Tuesday, January 1, 2008

The MIll

The year the war began we were living in an old grist mill with a stonework dam and a big pond behind it where mink patrolled the banks and frogs kept me awake at night. It was one of the noisiest places I ever lived. You were never out of earshot of the sound of rushing water there --- a heavy and roaring in the spring freshets when a great fall of brown and silver pond washed over the dam, and a thin, icy trickle at the end of January when nothing but a narrow stream of water spilled through the rocks.

I moved there in late February when the ice was rough and one of my first introductions to the nature of the place occurred when I fell through the ice one afternoon skating on the stream above the pond. It was shallow and muddy and there was no harm done, and I skated home with wet socks. But this minor adventure marked the beginning of the spring breakup.

By early March the ice loosened and the waters of the dam began to roar, a sound which reached full crescendo by mid April, about the same time that the frogs began to call. The duck-like quack of the wood frogs calling from the surrounding forest was always the first, but spring peepers made up the bulk of the early spring chorus. This was followed in April by the long trill of toads, and then the twang of green frogs or pickerel frogs, and then the bird like call of the gray tree frogs in June, and then, finally, in July, the full chorus of jug-of-rum calls from the resident bullfrog population. These carried on for the whole summer, and their nightly calling filled the sultry air; there was not a room in the mill that you could escape them.

This was an obscure little mill at the bottom of a dead end road on an obscure little stream that fed into and unrecognized river whose only claim to history was that the American Impressionist painter Child Hassam once did an oil of its only bridge. I lived there with my brother, who was the one who had rented the place, and as soon as the weather warmed, I began poking around the stream bed and the pond shores. One day on one of these outings, I found a leghold trap, which, somewhat ungraciously, I sprung. I had seen the little darting forms of mink along the pond shores and hated to think of them struggling bravely there so close to the water's edge. Green herons used to stalk the shores as well, once an osprey dove down into the middle of the pond, and came up empty, and shaking its feathers, and one evening I heard the distinct, pumping call of an American bittern. Barn swallows nested in an old unused section of the mill building, and every evening in summer they would skim over the pond waters along with tree swallows and bank swallows.

Summer was the season of the turtles as well as swallows. I'd see many painted turtles; once in winter I saw a wood turtle swimming under the ice, and periodically I would spot the great primordial head of a huge snapper who lived there and whose children, presumably, I found later in the year in September, dashing along down the middle of the little dead end road. Fat bodied water snakes patrolled the shallow waters, and periodically I was able to catch the fine tuned little ribbon snakes that hunted along the pond shores.

But always in the background of these little discoveries there was the sound of running water.
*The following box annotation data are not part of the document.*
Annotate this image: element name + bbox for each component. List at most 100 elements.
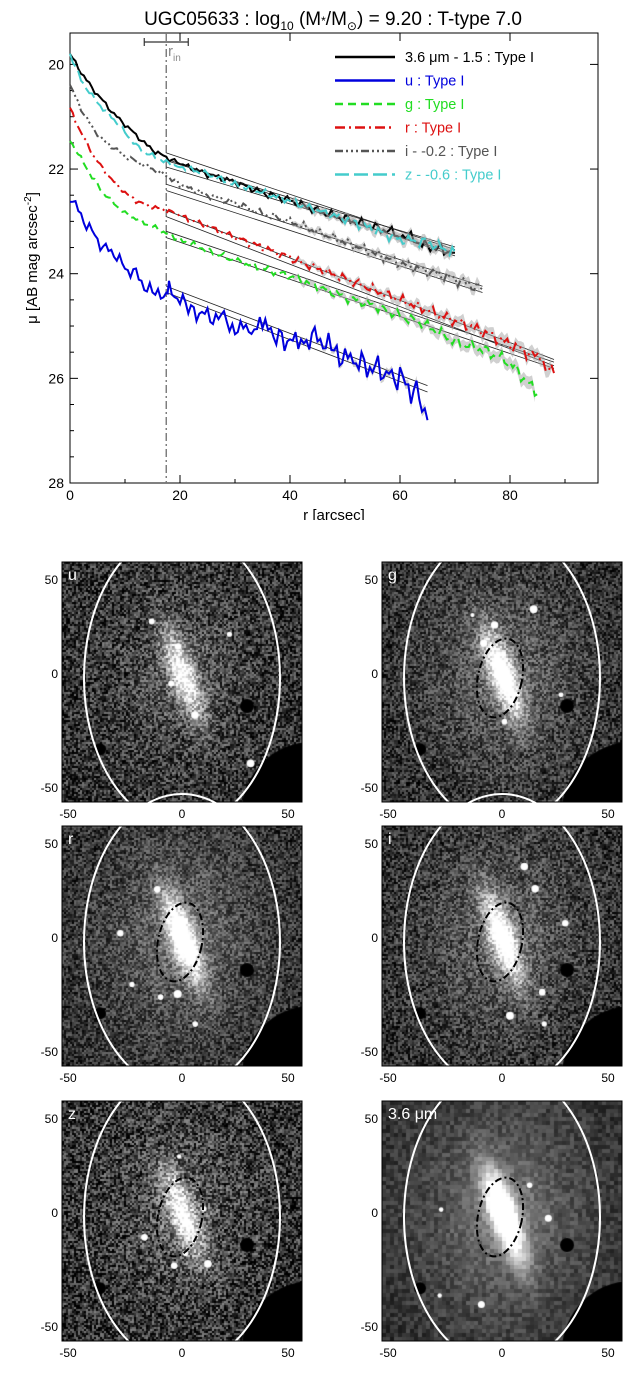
panel-svg: r -50 0 50 50 0 -50 <box>41 793 303 1091</box>
fit-line <box>166 216 555 367</box>
panel-x-tick-label: -50 <box>59 807 77 821</box>
x-tick-label: 0 <box>66 487 74 503</box>
panel-x-tick-label: -50 <box>379 807 397 821</box>
panel-x-tick-label: -50 <box>379 1071 397 1085</box>
panel-x-tick-label: 0 <box>179 807 186 821</box>
outer-ellipse <box>403 793 601 1091</box>
rin-label: rin <box>168 43 181 64</box>
y-tick-label: 22 <box>48 161 64 177</box>
inner-ellipse <box>475 637 525 719</box>
panel-x-tick-label: 0 <box>499 1346 506 1360</box>
panel-frame <box>381 1100 623 1342</box>
panel-svg: 3.6 μm -50 0 50 50 0 -50 <box>361 1068 623 1366</box>
panel-image <box>62 826 302 1066</box>
panel-frame <box>61 825 303 1067</box>
panel-band-label: z <box>68 1106 76 1123</box>
panel-image <box>382 1101 622 1341</box>
panel-y-tick-label: 0 <box>51 667 58 681</box>
plot-frame <box>69 32 599 484</box>
panel-frame <box>381 561 623 803</box>
x-tick-label: 20 <box>172 487 188 503</box>
inner-ellipse <box>155 901 205 983</box>
panel-x-tick-label: 50 <box>281 1071 295 1085</box>
panel-x-tick-label: 0 <box>499 807 506 821</box>
outer-ellipse <box>83 793 281 1091</box>
panel-y-tick-label: 0 <box>51 1206 58 1220</box>
legend-label: i - -0.2 : Type I <box>405 144 497 160</box>
panel-y-tick-label: 0 <box>371 931 378 945</box>
panel-y-tick-label: -50 <box>361 1045 379 1059</box>
panel-y-tick-label: -50 <box>361 781 379 795</box>
plot-area: 0 20 40 60 80 20 22 24 26 28 <box>48 33 598 503</box>
panel-x-tick-label: -50 <box>59 1346 77 1360</box>
legend-label: 3.6 μm - 1.5 : Type I <box>405 50 534 66</box>
panel-svg: g -50 0 50 50 0 -50 <box>361 529 623 827</box>
panel-y-tick-label: -50 <box>41 1320 59 1334</box>
panel-x-tick-label: 50 <box>601 1346 615 1360</box>
panel-frame <box>381 825 623 1067</box>
inner-ellipse <box>475 901 525 983</box>
panel-svg: i -50 0 50 50 0 -50 <box>361 793 623 1091</box>
y-tick-label: 24 <box>48 266 64 282</box>
panel-y-tick-label: 0 <box>371 1206 378 1220</box>
panel-svg: z -50 0 50 50 0 -50 <box>41 1068 303 1366</box>
panel-frame <box>61 561 303 803</box>
outer-ellipse <box>403 1068 601 1366</box>
outer-ellipse <box>83 1068 281 1366</box>
profile-line <box>69 140 539 398</box>
profile-line <box>69 84 484 292</box>
image-panel-u: u -50 0 50 50 0 -50 <box>41 529 322 847</box>
panel-y-tick-label: -50 <box>41 781 59 795</box>
image-panel-ir: 3.6 μm -50 0 50 50 0 -50 <box>361 1068 639 1386</box>
panel-band-label: g <box>388 567 397 584</box>
profile-line <box>69 53 456 258</box>
inner-ellipse <box>475 1176 525 1258</box>
panel-band-label: 3.6 μm <box>388 1106 437 1123</box>
panel-y-tick-label: 50 <box>45 1112 59 1126</box>
error-band <box>292 254 552 378</box>
panel-image <box>62 1101 302 1341</box>
panel-y-tick-label: 0 <box>51 931 58 945</box>
panel-image-holder <box>62 562 302 802</box>
panel-image-holder <box>62 826 302 1066</box>
panel-image <box>382 826 622 1066</box>
fit-line <box>166 230 555 363</box>
image-panel-g: g -50 0 50 50 0 -50 <box>361 529 639 847</box>
panel-y-tick-label: -50 <box>41 1045 59 1059</box>
panel-x-tick-label: 50 <box>601 1071 615 1085</box>
y-axis-label: μ [AB mag arcsec-2] <box>23 192 41 324</box>
legend-label: u : Type I <box>405 74 464 90</box>
panel-x-tick-label: -50 <box>59 1071 77 1085</box>
panel-y-tick-label: 50 <box>365 837 379 851</box>
panel-image <box>382 562 622 802</box>
panel-y-tick-label: 50 <box>45 573 59 587</box>
panel-y-tick-label: 0 <box>371 667 378 681</box>
legend-label: g : Type I <box>405 97 464 113</box>
panel-x-tick-label: 50 <box>281 1346 295 1360</box>
image-panel-i: i -50 0 50 50 0 -50 <box>361 793 639 1111</box>
y-tick-label: 28 <box>48 475 64 491</box>
legend: 3.6 μm - 1.5 : Type I u : Type I g : Type … <box>335 50 534 184</box>
panel-x-tick-label: 0 <box>499 1071 506 1085</box>
legend-label: z - -0.6 : Type I <box>405 168 501 184</box>
panel-band-label: r <box>68 831 74 848</box>
panel-x-tick-label: 50 <box>281 807 295 821</box>
panel-band-label: u <box>68 567 77 584</box>
panel-image-holder <box>62 1101 302 1341</box>
surface-brightness-profile-chart: UGC05633 : log10 (M*/M⊙) = 9.20 : T-type… <box>23 9 599 520</box>
panel-y-tick-label: 50 <box>45 837 59 851</box>
panel-image-holder <box>382 826 622 1066</box>
y-tick-label: 26 <box>48 370 64 386</box>
x-tick-label: 40 <box>282 487 298 503</box>
panel-x-tick-label: -50 <box>379 1346 397 1360</box>
panel-image-holder <box>382 562 622 802</box>
panel-band-label: i <box>388 831 392 848</box>
panel-y-tick-label: -50 <box>361 1320 379 1334</box>
panel-y-tick-label: 50 <box>365 573 379 587</box>
panel-x-tick-label: 0 <box>179 1346 186 1360</box>
panel-x-tick-label: 50 <box>601 807 615 821</box>
x-tick-label: 80 <box>502 487 518 503</box>
y-tick-label: 20 <box>48 56 64 72</box>
profile-line <box>69 199 429 421</box>
inner-ellipse <box>155 1176 205 1258</box>
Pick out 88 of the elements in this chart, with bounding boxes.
By mid September the flow dwindled to a steady, narrow stream that cut through the race and barely arched over the stonework. But with the coming of the autumn rains, the waters increased. Leaves drifted over the dam, the swallows had long flown south, and one by one the other birds disappeared from the pond and the dam. Last to go was a little phoebe that nested in the mill under some eves. It hung around until December, snatching insects on the sunny side of the building.

The frogs were long quiet by then, and nightlong now we heard only the rush of the waters, and the occasional night call of a goose, or the caterwauling of barred owls from the swampy woodlands beyond the pond.

There was a late northeaster that autumn that broke off a new passage in the dam so that the waters ran out with more force than ever and by winter, the pond used this breach as it main course. With January, everything stilled down into silent ice, and before the spring break up, I moved on.